Je te suis supérieur, petite créature. Je suis ton maître et pourtant…
Pourtant je suis esclave de ce que tu me donneras. Sans toi, je ne suis rien.
Je te hais. Je me déteste.
Je te désire.
Ta respiration est douce et fluide. L’air coure dans tes poumons comme le sang dans tes veines. Cette essence de vie qui te parcoure et qui finira bientôt en moi.
Je caresse tes cheveux. Ils sont si courts, si fins, si insignifiants. Ton corps est si simple et si dénué de toutes fibres artistiques.
Et pourtant cet écrin ridicule renferme un joyau.
J’ai fait mien tant de pierres de pacotille, tant de bijoux fantaisistes…
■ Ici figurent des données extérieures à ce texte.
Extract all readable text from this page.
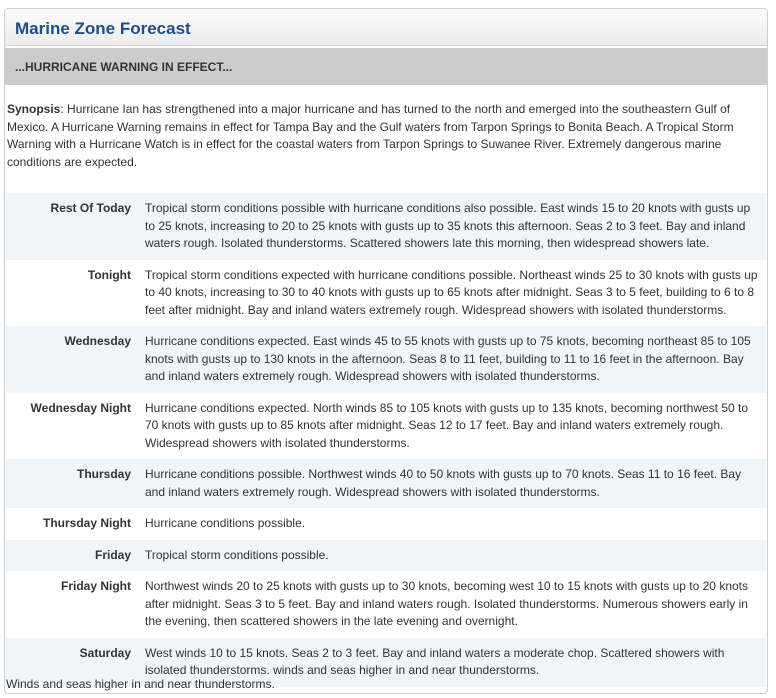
Marine Zone Forecast
...HURRICANE WARNING IN EFFECT...
Synopsis: Hurricane Ian has strengthened into a major hurricane and has turned to the north and emerged into the southeastern Gulf of Mexico. A Hurricane Warning remains in effect for Tampa Bay and the Gulf waters from Tarpon Springs to Bonita Beach. A Tropical Storm Warning with a Hurricane Watch is in effect for the coastal waters from Tarpon Springs to Suwanee River. Extremely dangerous marine conditions are expected.
Rest Of Today	Tropical storm conditions possible with hurricane conditions also possible. East winds 15 to 20 knots with gusts up to 25 knots, increasing to 20 to 25 knots with gusts up to 35 knots this afternoon. Seas 2 to 3 feet. Bay and inland waters rough. Isolated thunderstorms. Scattered showers late this morning, then widespread showers late.
Tonight	Tropical storm conditions expected with hurricane conditions possible. Northeast winds 25 to 30 knots with gusts up to 40 knots, increasing to 30 to 40 knots with gusts up to 65 knots after midnight. Seas 3 to 5 feet, building to 6 to 8 feet after midnight. Bay and inland waters extremely rough. Widespread showers with isolated thunderstorms.
Wednesday	Hurricane conditions expected. East winds 45 to 55 knots with gusts up to 75 knots, becoming northeast 85 to 105 knots with gusts up to 130 knots in the afternoon. Seas 8 to 11 feet, building to 11 to 16 feet in the afternoon. Bay and inland waters extremely rough. Widespread showers with isolated thunderstorms.
Wednesday Night	Hurricane conditions expected. North winds 85 to 105 knots with gusts up to 135 knots, becoming northwest 50 to 70 knots with gusts up to 85 knots after midnight. Seas 12 to 17 feet. Bay and inland waters extremely rough. Widespread showers with isolated thunderstorms.
Thursday	Hurricane conditions possible. Northwest winds 40 to 50 knots with gusts up to 70 knots. Seas 11 to 16 feet. Bay and inland waters extremely rough. Widespread showers with isolated thunderstorms.
Thursday Night	Hurricane conditions possible.
Friday	Tropical storm conditions possible.
Friday Night	Northwest winds 20 to 25 knots with gusts up to 30 knots, becoming west 10 to 15 knots with gusts up to 20 knots after midnight. Seas 3 to 5 feet. Bay and inland waters rough. Isolated thunderstorms. Numerous showers early in the evening, then scattered showers in the late evening and overnight.
Saturday	West winds 10 to 15 knots. Seas 2 to 3 feet. Bay and inland waters a moderate chop. Scattered showers with isolated thunderstorms. winds and seas higher in and near thunderstorms.
Winds and seas higher in and near thunderstorms.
Et maintenant tu es là, entre mes mains.
Je te regarde avec passion. Mon corps te réclame. Un peu de patience. L’attente est douloureuse, mais la récompense n’en sera que meilleure.
Je te prends sur mes épaules. Je vais te conduire chez moi, dans ce laboratoire qui est mon antre, mon refuge.
Je vais t’arracher de force les renseignements tant désirés, puis je te prendrai le reste. Ton âme, ta conscience, ta connaissance des tiens.
Je hume ton effluve. Je m’emballe. J’ai mal.